Friday, July 18, 2008

The Obama-Lugar 'Coalition'

Politics: Barack Obama has a curious way of trying to hoodwink voters into believing he is more hawkish than they think — by showing them how pally he is with a leading Republican dove.



The star of the latest Obama campaign commercial is, of all people, Republican Sen. Richard Lugar of Indiana. The 30-second spot is airing — or erring to put it another way — in GOP strongholds such as Georgia, Indiana, Montana, North Carolina and Virginia.

It shows the Illinois senator and pending Democratic presidential nominee with the former chairman of the Senate Foreign Relations Committee.

Obama claims he and Lugar kept Russian nuclear weapons out of the wrong hands.
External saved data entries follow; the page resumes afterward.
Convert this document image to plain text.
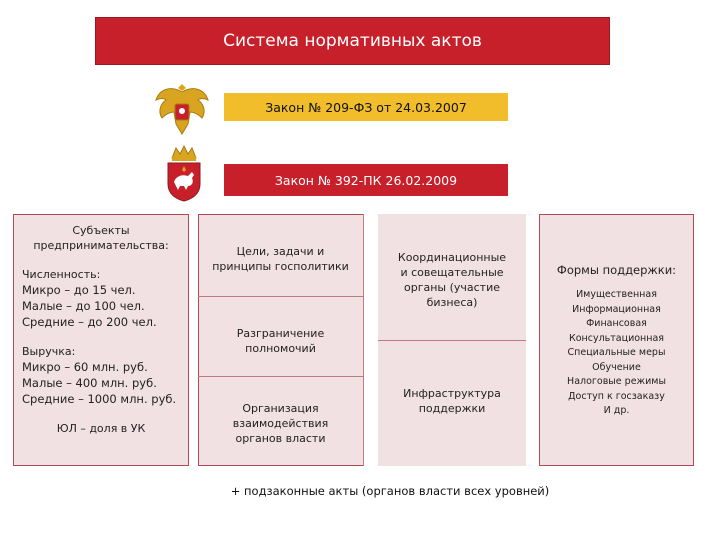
Система нормативных актов
Закон № 209-ФЗ от 24.03.2007
Закон № 392-ПК 26.02.2009
Субъекты
предпринимательства:
Численность:
Микро – до 15 чел.
Малые – до 100 чел.
Средние – до 200 чел.
Выручка:
Микро – 60 млн. руб.
Малые – 400 млн. руб.
Средние – 1000 млн. руб.
ЮЛ – доля в УК
Цели, задачи и
принципы госполитики
Разграничение
полномочий
Организация
взаимодействия
органов власти
Координационные
и совещательные
органы (участие
бизнеса)
Инфраструктура
поддержки
Формы поддержки:
Имущественная
Информационная
Финансовая
Консультационная
Специальные меры
Обучение
Налоговые режимы
Доступ к госзаказу
И др.
+ подзаконные акты (органов власти всех уровней)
But beyond getting a tour of a junkyard for old warheads in Russia in 2005, and supporting Lugar-sponsored missile legislation, it's actually unclear what Obama did.
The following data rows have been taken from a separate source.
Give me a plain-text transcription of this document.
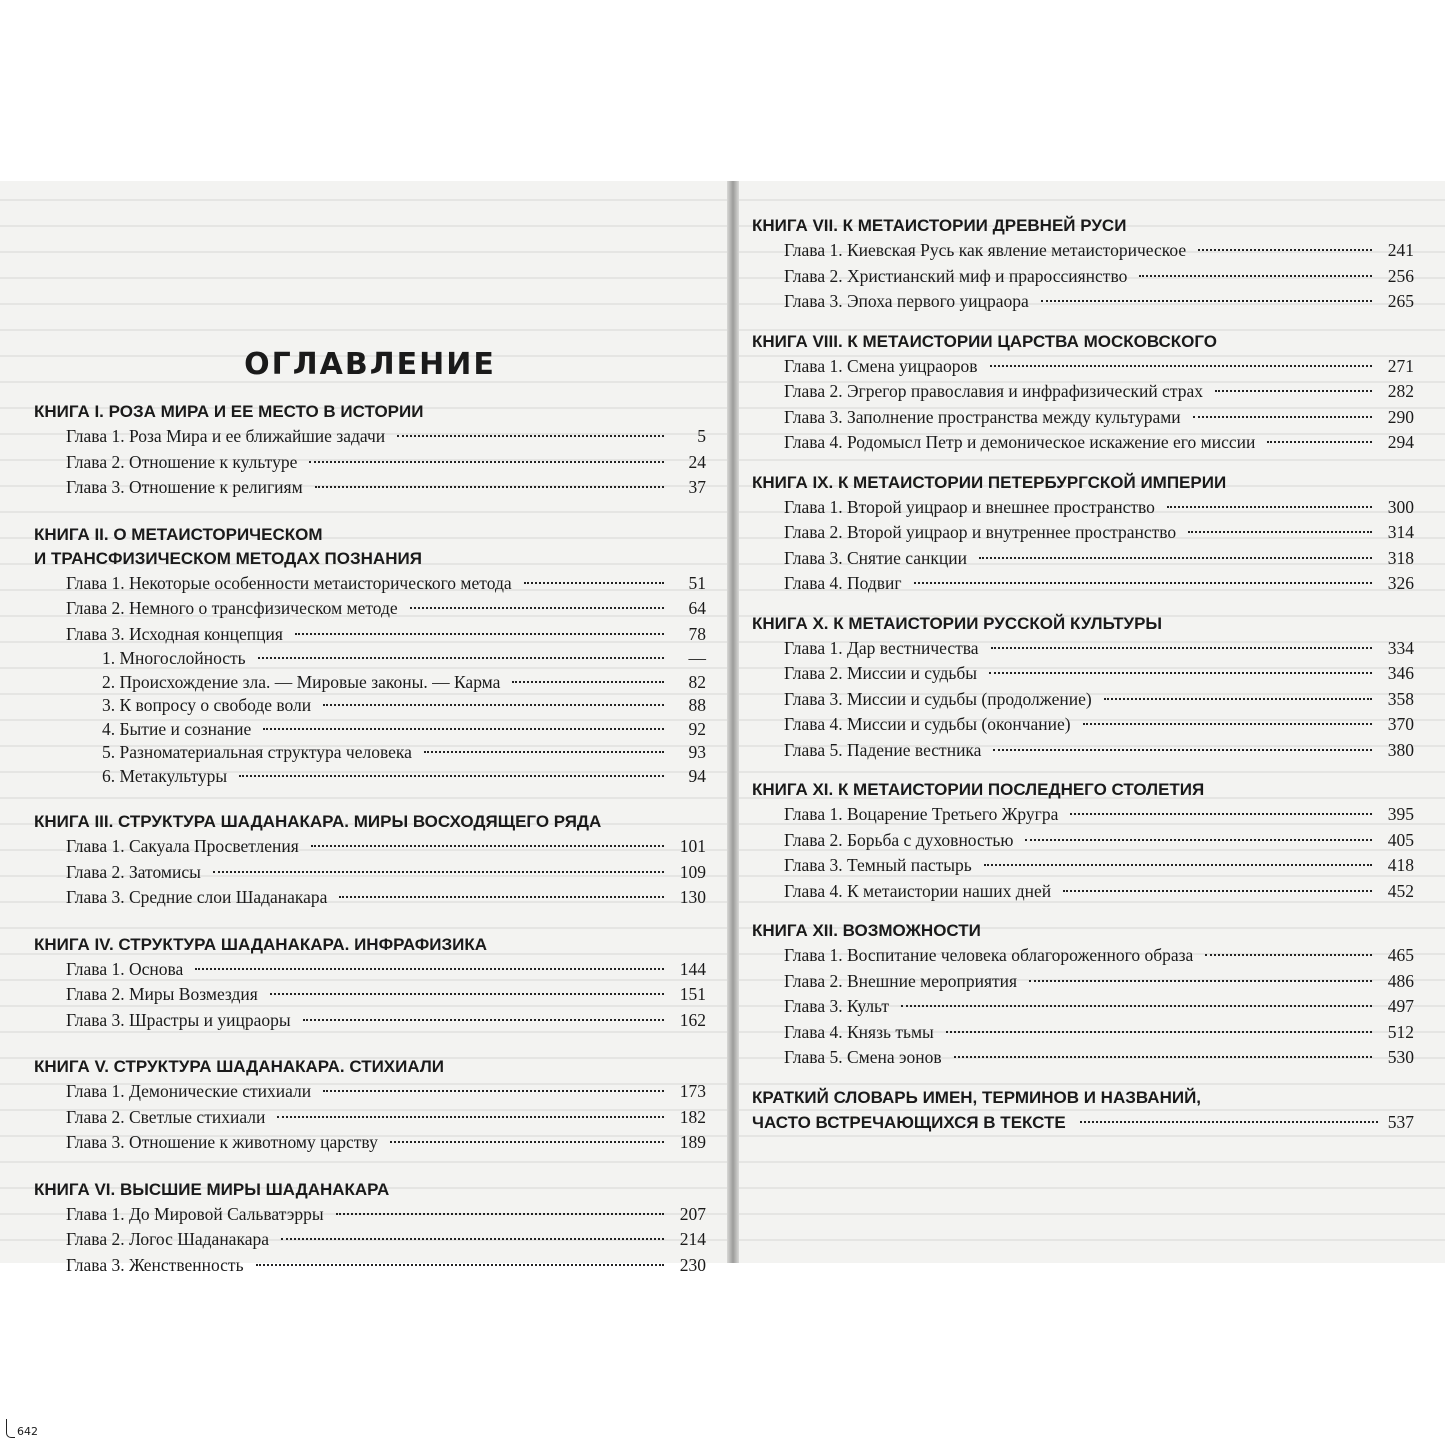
ОГЛАВЛЕНИЕ
КНИГА I. РОЗА МИРА И ЕЕ МЕСТО В ИСТОРИИ
Глава 1. Роза Мира и ее ближайшие задачи	5
Глава 2. Отношение к культуре	24
Глава 3. Отношение к религиям	37
КНИГА II. О МЕТАИСТОРИЧЕСКОМ
И ТРАНСФИЗИЧЕСКОМ МЕТОДАХ ПОЗНАНИЯ
Глава 1. Некоторые особенности метаисторического метода	51
Глава 2. Немного о трансфизическом методе	64
Глава 3. Исходная концепция	78
1. Многослойность	—
2. Происхождение зла. — Мировые законы. — Карма	82
3. К вопросу о свободе воли	88
4. Бытие и сознание	92
5. Разноматериальная структура человека	93
6. Метакультуры	94
КНИГА III. СТРУКТУРА ШАДАНАКАРА. МИРЫ ВОСХОДЯЩЕГО РЯДА
Глава 1. Сакуала Просветления	101
Глава 2. Затомисы	109
Глава 3. Средние слои Шаданакара	130
КНИГА IV. СТРУКТУРА ШАДАНАКАРА. ИНФРАФИЗИКА
Глава 1. Основа	144
Глава 2. Миры Возмездия	151
Глава 3. Шрастры и уицраоры	162
КНИГА V. СТРУКТУРА ШАДАНАКАРА. СТИХИАЛИ
Глава 1. Демонические стихиали	173
Глава 2. Светлые стихиали	182
Глава 3. Отношение к животному царству	189
КНИГА VI. ВЫСШИЕ МИРЫ ШАДАНАКАРА
Глава 1. До Мировой Сальватэрры	207
Глава 2. Логос Шаданакара	214
Глава 3. Женственность	230
642
КНИГА VII. К МЕТАИСТОРИИ ДРЕВНЕЙ РУСИ
Глава 1. Киевская Русь как явление метаисторическое	241
Глава 2. Христианский миф и прароссиянство	256
Глава 3. Эпоха первого уицраора	265
КНИГА VIII. К МЕТАИСТОРИИ ЦАРСТВА МОСКОВСКОГО
Глава 1. Смена уицраоров	271
Глава 2. Эгрегор православия и инфрафизический страх	282
Глава 3. Заполнение пространства между культурами	290
Глава 4. Родомысл Петр и демоническое искажение его миссии	294
КНИГА IX. К МЕТАИСТОРИИ ПЕТЕРБУРГСКОЙ ИМПЕРИИ
Глава 1. Второй уицраор и внешнее пространство	300
Глава 2. Второй уицраор и внутреннее пространство	314
Глава 3. Снятие санкции	318
Глава 4. Подвиг	326
КНИГА X. К МЕТАИСТОРИИ РУССКОЙ КУЛЬТУРЫ
Глава 1. Дар вестничества	334
Глава 2. Миссии и судьбы	346
Глава 3. Миссии и судьбы (продолжение)	358
Глава 4. Миссии и судьбы (окончание)	370
Глава 5. Падение вестника	380
КНИГА XI. К МЕТАИСТОРИИ ПОСЛЕДНЕГО СТОЛЕТИЯ
Глава 1. Воцарение Третьего Жругра	395
Глава 2. Борьба с духовностью	405
Глава 3. Темный пастырь	418
Глава 4. К метаистории наших дней	452
КНИГА XII. ВОЗМОЖНОСТИ
Глава 1. Воспитание человека облагороженного образа	465
Глава 2. Внешние мероприятия	486
Глава 3. Культ	497
Глава 4. Князь тьмы	512
Глава 5. Смена эонов	530
КРАТКИЙ СЛОВАРЬ ИМЕН, ТЕРМИНОВ И НАЗВАНИЙ,
ЧАСТО ВСТРЕЧАЮЩИХСЯ В ТЕКСТЕ	537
Lugar is a poor choice of Republican for Obama to pair up with in feigning foreign policy credibility.

The last thing Lugar did of any note was deliver an interminable speech on the Senate floor a year ago.
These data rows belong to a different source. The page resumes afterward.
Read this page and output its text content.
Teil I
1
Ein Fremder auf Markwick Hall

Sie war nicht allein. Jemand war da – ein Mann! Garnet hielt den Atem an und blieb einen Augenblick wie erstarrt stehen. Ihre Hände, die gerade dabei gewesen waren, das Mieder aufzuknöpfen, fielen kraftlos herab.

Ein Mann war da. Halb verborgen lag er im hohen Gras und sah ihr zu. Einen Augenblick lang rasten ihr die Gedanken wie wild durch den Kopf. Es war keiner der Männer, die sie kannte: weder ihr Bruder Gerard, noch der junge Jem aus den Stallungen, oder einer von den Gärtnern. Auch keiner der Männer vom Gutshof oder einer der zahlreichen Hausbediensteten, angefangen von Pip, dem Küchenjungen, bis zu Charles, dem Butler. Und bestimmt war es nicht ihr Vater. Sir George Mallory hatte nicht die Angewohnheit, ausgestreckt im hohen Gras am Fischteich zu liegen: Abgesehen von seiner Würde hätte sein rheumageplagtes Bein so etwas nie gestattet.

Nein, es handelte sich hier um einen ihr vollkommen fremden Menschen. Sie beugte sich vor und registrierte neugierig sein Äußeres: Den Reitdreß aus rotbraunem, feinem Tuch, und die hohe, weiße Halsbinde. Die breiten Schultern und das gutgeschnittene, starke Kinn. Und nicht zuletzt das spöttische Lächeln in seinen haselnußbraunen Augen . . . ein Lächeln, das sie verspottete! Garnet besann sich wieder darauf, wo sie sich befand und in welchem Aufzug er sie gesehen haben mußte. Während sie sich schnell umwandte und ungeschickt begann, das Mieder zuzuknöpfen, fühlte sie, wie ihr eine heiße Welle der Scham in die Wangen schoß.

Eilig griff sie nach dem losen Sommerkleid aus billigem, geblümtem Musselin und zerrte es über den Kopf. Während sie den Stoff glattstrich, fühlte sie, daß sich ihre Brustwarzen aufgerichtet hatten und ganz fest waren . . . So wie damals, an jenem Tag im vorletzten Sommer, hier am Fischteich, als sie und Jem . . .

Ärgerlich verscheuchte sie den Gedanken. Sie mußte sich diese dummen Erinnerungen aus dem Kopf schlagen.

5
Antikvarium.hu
In those remarks, he complained that "our continuing absorption with military activities in Iraq is limiting our diplomatic assertiveness there and elsewhere in the world." He called for "a multifaceted diplomatic offensive" instead of President Bush's military surge.

Lugar's betrayal was described as historic by the Senate's top Democrat, Harry Reid.

Portrayed in much of the media as a foreign-policy wise man, Lugar and his advice proved dead wrong. Had his counsel been followed last year, a chaotic Iraq would be dominated today by al-Qaida and Iran.

Now Lugar is actually being mentioned as a possible cross-party running mate for Obama. The Hoosier claims no interest, but back at the 1980 Republican convention in Detroit the then-little-known senator was almost begging publicly to be placed on the ticket with Ronald Reagan.

Lugar later sowed distrust with Republicans when he suggested selling out Nicaragua's Contra freedom fighters in the 1980s in exchange for a communist Sandinista version of "free elections."

Now, in an election year, Lugar describes the assertions in Obama's commercial as "accurate" — rather than taking the opportunity to blast Obama's naive foreign-policy radicalism.

"I'm pleased we had the association Sen. Obama describes" was how Lugar reacted to being used in the national campaign of the opposing party.

No doubt Lugar was flattered that Obama depicted him as a great voice of moderation and statesmanship within the party of Bush and McCain.

Might Lugar be thinking a Cabinet appointment awaits him, as it did former Republican Sen. William Cohen of Maine, named Defense Secretary by Bill Clinton?

In his foreign policy speech on Tuesday in Washington, Obama noted working with Lugar and Sen. Joseph Biden, D-Del., on a big foreign aid bill for Pakistan.

In that speech, Obama repackaged the same Carteresque foreign policy he used to gain his now-radicalized party's nomination.

But if Iran is allowed to produce its own nuclear materials for a weapon, Obama's promise of "a global effort to secure all loose nuclear materials around the world" will be of little use.

His intention to use "diplomacy backed with strong sanctions and without preconditions" would be as useless against Iran's fanatical mullahs as it was against Adolf Hitler 70 years ago.

Moreover, Obama's promise to "take out high-level terrorist targets like bin Laden if we have them in our sights" is the kind of thing we've heard from congressional Democrats for years — as if preventing an occasional video from the ailing, emasculated terrorist kingpin is more important to the global war on terror than the Bush administration's perfect record of protecting the homeland from terrorist attack in the almost seven years since 9/11.

Killing Osama bin Laden, as desirable as that may be, is not as vital as either U.S. victory in Iraq or effective terrorist surveillance, both of which would be in jeopardy under a President Obama.

Dick Lugar could have made that point when asked what he thought about starring in a piece of Obama propaganda — instead of basking in Obama's flattery.